I have always liked the expression, “Closing the stable door after the horse has bolted”. It seems as if this is what we are trying to do. But a number of horses have escaped from this eurozone stable and have yet to be recaptured. There is no point in making the stable secure if there are no horses inside. That is why resolving the immediate crises in Greece and Ireland, particularly, is so critical. Better economic governance is an academic exercise until that has been achieved. However, assuming—and this is a big assumption—that by 2013 the horses are all back in their stables, there is the question of whether the proposals from the Van Rompuy taskforce are sufficient to make the doors more secure or whether we might have to consider knocking the eurozone stable down altogether and rebuilding it into something called “fiscal union”.

There is one very good reason why the present proposals may work. That is, to coin another equestrian metaphor, “Once bitten, twice shy”. I do not believe that in the short term the various guilty parties will repeat the errors that they made which created the crisis in the first place—though having experienced three other banking crises in my business career, I am quite sure that over time the banks will behave badly once again.

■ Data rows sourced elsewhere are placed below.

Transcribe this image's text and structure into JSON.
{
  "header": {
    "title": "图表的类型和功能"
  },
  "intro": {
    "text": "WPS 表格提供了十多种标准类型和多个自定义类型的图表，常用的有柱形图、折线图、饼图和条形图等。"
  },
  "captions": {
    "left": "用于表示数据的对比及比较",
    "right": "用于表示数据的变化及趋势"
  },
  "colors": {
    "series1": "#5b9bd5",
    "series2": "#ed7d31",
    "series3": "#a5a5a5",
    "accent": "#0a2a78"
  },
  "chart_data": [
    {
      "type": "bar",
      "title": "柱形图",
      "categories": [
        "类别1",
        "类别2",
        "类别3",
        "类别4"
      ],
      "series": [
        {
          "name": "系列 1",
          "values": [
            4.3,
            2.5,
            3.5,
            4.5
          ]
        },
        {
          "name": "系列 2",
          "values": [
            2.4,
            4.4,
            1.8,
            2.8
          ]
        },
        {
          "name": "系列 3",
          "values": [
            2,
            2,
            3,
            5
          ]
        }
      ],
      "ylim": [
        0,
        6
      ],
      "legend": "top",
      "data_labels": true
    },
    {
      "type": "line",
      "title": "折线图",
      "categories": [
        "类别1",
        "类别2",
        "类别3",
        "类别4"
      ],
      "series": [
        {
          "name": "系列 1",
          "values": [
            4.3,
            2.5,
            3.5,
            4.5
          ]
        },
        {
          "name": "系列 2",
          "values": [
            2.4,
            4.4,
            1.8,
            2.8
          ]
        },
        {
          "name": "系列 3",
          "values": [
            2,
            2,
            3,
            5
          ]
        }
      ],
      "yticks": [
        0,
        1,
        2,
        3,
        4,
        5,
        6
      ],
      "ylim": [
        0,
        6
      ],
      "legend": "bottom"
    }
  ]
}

The idea of a European semester is a good one, in which all member states would present, discuss and co-ordinate their fiscal policies on a regular basis. Early signs of misbehaviour within national economies will be identified and, consequently, the markets will react before it is too late. But I have reservations about the proposals to strengthen sanctions against breaking the stability and growth pact. I am sure that when some unfortunate Commission official turns up at the Élysée Palace to collect the fine for some French misdemeanour, he or she will get a pretty dusty answer. The most effective sanctions should, of course, come from the markets, which failed lamentably to do so in the run-up to the present crisis. Incidentally, I was very surprised to hear President Obama in Westminster Hall the other day speak about the crisis in the past tense. If the semester process is not opaque, the markets will be much better equipped to respond appropriately. There will be no more dodgy Greek statistics, no more skulduggery in the Anglo Irish bank, no more raising Greek debt as being of the same quality as German debt, and no more sleight of hand between Goldman Sachs and the Greek Government—as well as a greater understanding of the link between private, corporate and sovereign debt.

The Commission rightly wants to see more pressure on countries that run large deficits to reduce them, but I remain sceptical as to whether it will be able to bring much pressure on countries that run large surpluses, although I agree that excessive surpluses are not desirable.

I have two other worries about how events may be moving. First, let me quote from Monday’s Financial Times and a piece by Larry Summers, who was until recently President Obama’s European guru. He said that the financial crisis was,

“caused by too much confidence, borrowing and lending, and spending”,

but that ironically and paradoxically, it will be,

“resolved only by increases in confidence, borrowing and lending, and spending”.

Therefore, this may not be the time to raise their levels of equity too quickly. It is better to wait for the upswing—if, and when, it comes.